Discovering the art and soul of London. 10 August 2011

I’ve never been that keen on contemporary art. It’s always been a sense of obligation rather than enjoyment that’s kept me from fleeing galleries five minutes after entering - an awareness that the experience should be edifying, but a secret frustration with myself for not quite ‘getting it’.


So when a visit to the Tracey Emin retrospective last month resulted in passionate (if gin-fuelled) discussions of feminism on The Corner Shop’s terrace after work, no one was more surprised than me. I didn’t rate all of her work - the handwritten statements in neon tubing  felt hackneyed rather than sexy or confessional – but seeing the whole exhibition convinced me to credit Emin with skill I hadn’t previously.

Buoyed by this visit, I found myself huddled with trendy arty types, students, tourists and culture consumers of all ages, shapes and sizes outside the Handel House Museum last Saturday afternoon.

This was the designated meeting spot for the latest Fox & Squirrel Art Walk.

Designed to provide a tour of a selection of London’s less well-visited galleries, the exact schedule for the afternoon remains a secret until the tour begins – presumably to prevent the geeky among us from swotting up on the artists beforehand.

Getting people talking is the other purpose of Fox and Squirrel’s enterprise and I’m sure our discussions were all the more fresh for the surprise destinations.

With a friendly art historian and curator as your guide, there is no shortage of expertise on hand for art aficionados, but the relaxed nature of the afternoon didn’t make me feel too unlearned.

First up, a trip to the second space owned by the Hannah Barry Gallery to pore over the fetishization of photographic equipment in Oliver Griffin’s work.

Now there’s a sentence I never thought I’d type.

From Bond Street and the work of this young, emerging photographer, we crossed Mayfair to the Sprovieri Gallery, to see Fireleap,  the first exhibition of Nan Goldin’s photography in London in ten years.

But by far the most heavily debated stop on our tour was the last: Rebus at the Simon Lee Gallery.

Here we were greeted with a cage full of garlic and a stench to rival that of the local Swedish goth bar.

The ‘Underestimated Consequences’ of this piece by Mircea Cantor’s include, the gallery’s director told us, complaints from neighbouring tenants and the threat of the work’s removal.

Yet this was by no means the most controversial work on display. That title went to ‘Don’t Let The Bastards Grind You Down’ - an electric heater, received by the gallery with instructions that it must be plugged in, with the heat cranked up and that it must not be for sale.

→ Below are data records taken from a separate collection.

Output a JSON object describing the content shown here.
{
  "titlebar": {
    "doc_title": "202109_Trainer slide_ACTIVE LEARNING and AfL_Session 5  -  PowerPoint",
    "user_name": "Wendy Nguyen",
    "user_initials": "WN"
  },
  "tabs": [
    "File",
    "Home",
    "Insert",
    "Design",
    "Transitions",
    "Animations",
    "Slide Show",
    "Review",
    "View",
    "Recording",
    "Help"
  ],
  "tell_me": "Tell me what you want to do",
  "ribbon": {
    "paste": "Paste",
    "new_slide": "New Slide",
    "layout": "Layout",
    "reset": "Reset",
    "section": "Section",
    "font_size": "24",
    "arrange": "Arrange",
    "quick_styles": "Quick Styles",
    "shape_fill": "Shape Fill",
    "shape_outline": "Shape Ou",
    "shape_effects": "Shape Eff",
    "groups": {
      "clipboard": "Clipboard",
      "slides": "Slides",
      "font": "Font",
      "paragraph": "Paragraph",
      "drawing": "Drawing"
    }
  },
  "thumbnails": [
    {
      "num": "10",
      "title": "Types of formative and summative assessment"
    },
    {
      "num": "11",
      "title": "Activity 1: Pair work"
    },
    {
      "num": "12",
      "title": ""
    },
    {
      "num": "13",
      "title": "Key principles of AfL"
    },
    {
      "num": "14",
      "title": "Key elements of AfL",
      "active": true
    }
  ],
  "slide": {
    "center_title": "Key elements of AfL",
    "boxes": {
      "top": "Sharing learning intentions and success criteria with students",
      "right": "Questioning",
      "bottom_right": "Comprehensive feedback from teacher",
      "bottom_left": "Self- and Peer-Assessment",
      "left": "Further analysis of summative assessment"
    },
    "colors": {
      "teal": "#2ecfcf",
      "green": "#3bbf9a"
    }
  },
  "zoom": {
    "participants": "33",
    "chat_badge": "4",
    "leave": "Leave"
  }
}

To say this provoked a heated (groan) debate would be an understatement, not least because one of my fellow walkers works for a government agency on the environment.

Provocative? Yes.

Artless? Maybe.

Pointless – well, in the literal sense of the word, no.

As the Director explained, frustrating though the receipt of a radiator is in response to a commission, it is typical of Merlin Carpenter’s style.

The director’s defence of the work cited it as a round in the commercial game played by artist and gallery... but this didn’t wash with many of us.

I couldn’t see much art in it, just a canniness on the part of Carpenter (who, in the past was given £4000 to create a new work, spent it on personal luxuries and presented the receipts for exhibition).

Discussing this and the other shows with the group over a well-earned cup of tea, the thing that stuck with me was that I don’t have to ‘like’ contemporary art at all.

Or, rather, sometimes the artist doesn’t want me to.

Now I’ve accepted that contemporary artists sometimes aim to irritate, I’ll walk out of galleries with pointed disgust - and be proud of it.